Stop titanium dioxide, interview with Francesco Cubadda, ISS expert


After years of institutional warnings and silences, on 6.5.21 EFSA finally put titanium dioxide on the index. The final shove against the genotoxic dye came thanks to a combination of three factors: a review of a purely recent assessment-the one EFSA had conducted in 2016 highlighting knowledge gaps-the adoption of nanospecific risk guidance, and the availability of a large body of scientific data.

‘This is the first time that, the guidance of EFSA’s Scientific Committee on Nanotechnology is applied to the safety assessment of food additives and experts who assess the risk related to nanoparticles are also involved. A forward-looking choice of EFSA’, comments Francesco Cubadda, coordinator of the working group on the safety assessment of nanotechnology in the food sector at the Istituto Superiore di Sanità (ISS) and an expert involved in the titanium dioxide assessment, who analyzes the salient aspects of the case.

Dr. Cubadda, the scientific community has been highlighting the toxicity of titanium dioxide for many years. At first glance, it seems that the European Commission has given the food industry time to change additive…

Titanium dioxide has ended up at the center of an international controversy. As is always the case in these cases, each side in the game has its own point of view. Titanium dioxide manufacturers for example have always maintained that the material is not harmful, even in the eyes of the food industry. This is not surprising. In fact, EFSA is a scientific body that conducts risk assessments based on mandates. This reassessment took place when the European Commission mandated EFSA to carry it out. The Executive could no longer stall because France had banned titanium dioxide with a national standard and the European Parliament had taken sides. There were scientific opinions from member countries, France and the Netherlands especially, pointing out major risks.

What role did the ISS play?

ISS has been at the forefront of producing scientific evidence. The working group I coordinate played a role in producing toxicity and exposure data on titanium dioxide, which were also used in this latest assessment. ISS is also one of six centers recognized by the European Commission as expert centers that have developed new analytical methods for nanomaterials in food, most recently on titanium dioxide itself.

Dr. Cubadda, can you summarize the toxicity of titanium dioxide?

Titanium dioxide is a material composed of insoluble particles, which are poorly absorbed by the intestines, but eliminated very slowly. They accumulate in different organs, liver and spleen especially. It has ability to produce effects on the central nervous system, that is, to act as a neurotoxicant. It also has inflammatory effects, on the immune system, and induces changes in the colon and rectum that can evolve, over time, into cancer. The decisive aspect in the evaluation, however, was genotoxicity.

Genotoxicity, the risk of DNA damage, had not emerged in the literature so far?

Thousands of jobs were used as a starting point in the evaluation. After careful selection, a few dozen with quality data were identified. And several of these papers showed non-negligible effects, studies conducted with even particles of similar size to those in the food additive showing genotoxic effects without the possibility of identifying a threshold for them.
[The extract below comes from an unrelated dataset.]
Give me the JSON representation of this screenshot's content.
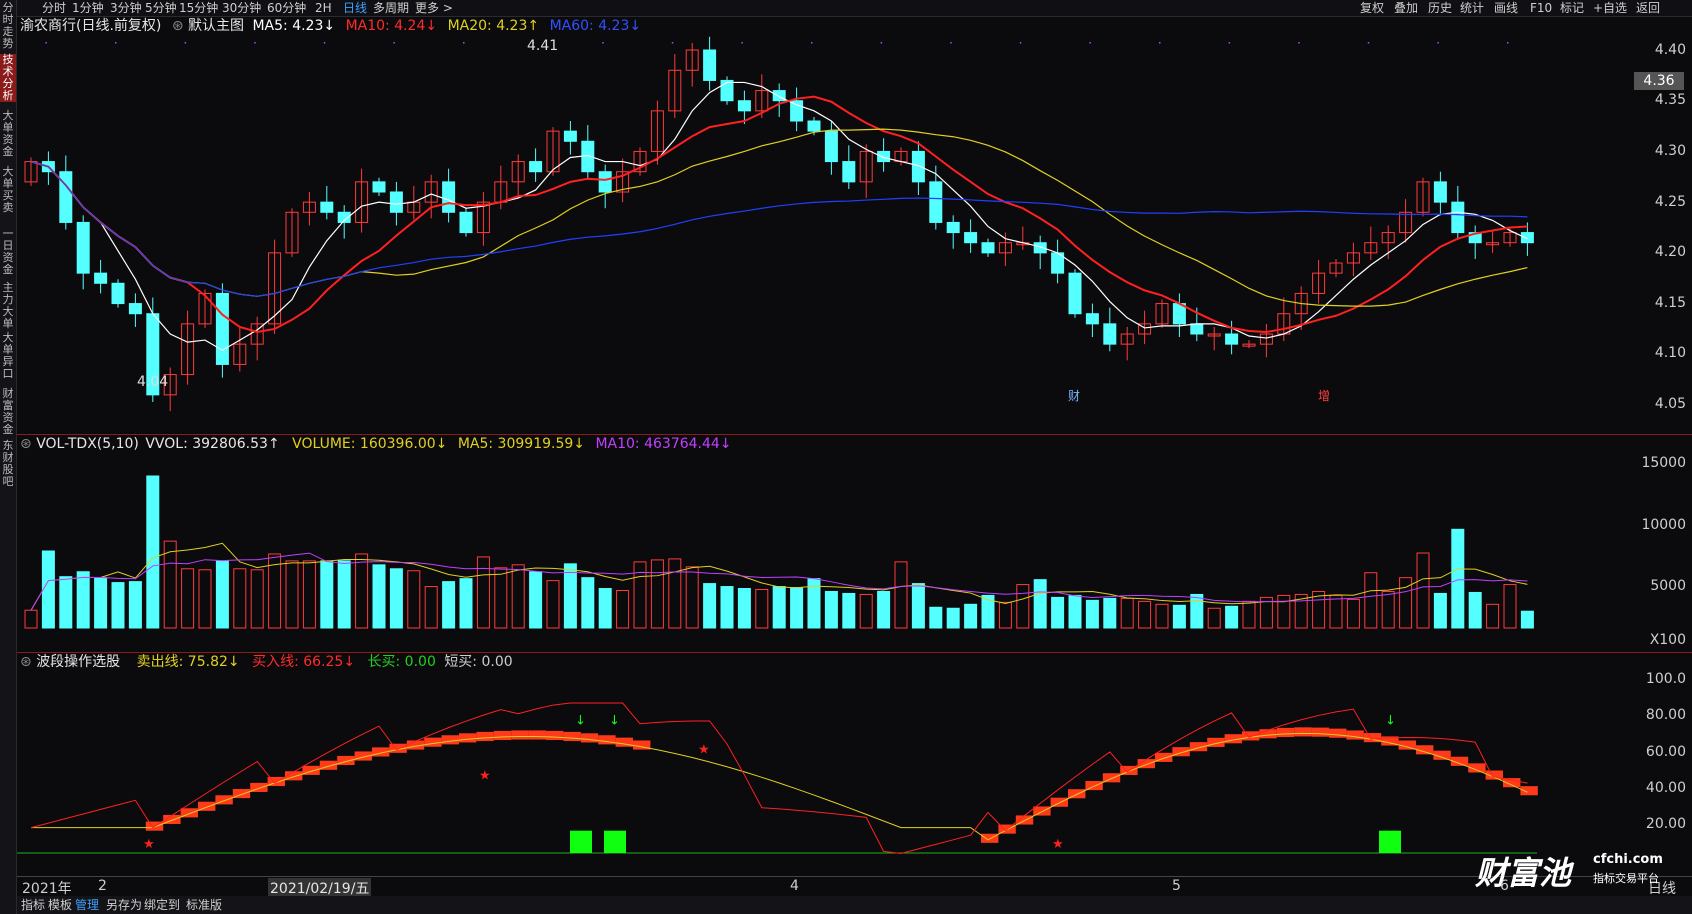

Obviously, a food additive intended to be ingested daily cannot be genotoxic. In this particular case, it was determined to be unsafe for food use, including dietary supplements.

Now what will happen?

Now the European Commission will propose that member states remove it from foods. The question of other uses that result in oral exposure, such as use in pharmaceuticals, remains open. Most white medication tablets contain titanium dioxide. Use in toothpastes can also result in ingestion of the substance, although exposure levels are lower.

Titanium dioxide is also widely used in cosmetics, especially in sunscreens. Are there any risks?

In sunscreens, titanium dioxide is entirely nanomaterial. The purpose is to have a transparent layer, so the particle size is much smaller compared to the food additive. In this case, however, there is no risk because the skin barrier is very efficient in preventing systemic exposure. The only caution is to avoid contact with injured skin, altered by injury or burns, as well as lips.

Are you satisfied with how the titanium dioxide assessment ended?

As a researcher, I appreciate the robustness of the evaluation framework put in place by EFSA. Then, this assessment resolves controversies that had generated fears among European citizens, attracted media attention, and fueled political tensions. It was necessary to put together all the evidence that had emerged over the years and come to a conclusion. There is a win-win for everyone, primarily for citizens who see their health protected.

Marta Strinati

+ posts

Professional journalist since January 1995, he has worked for newspapers (Il Messaggero, Paese Sera, La Stampa) and periodicals (NumeroUno, Il Salvagente). She is the author of journalistic surveys on food, she has published the book "Reading labels to know what we eat".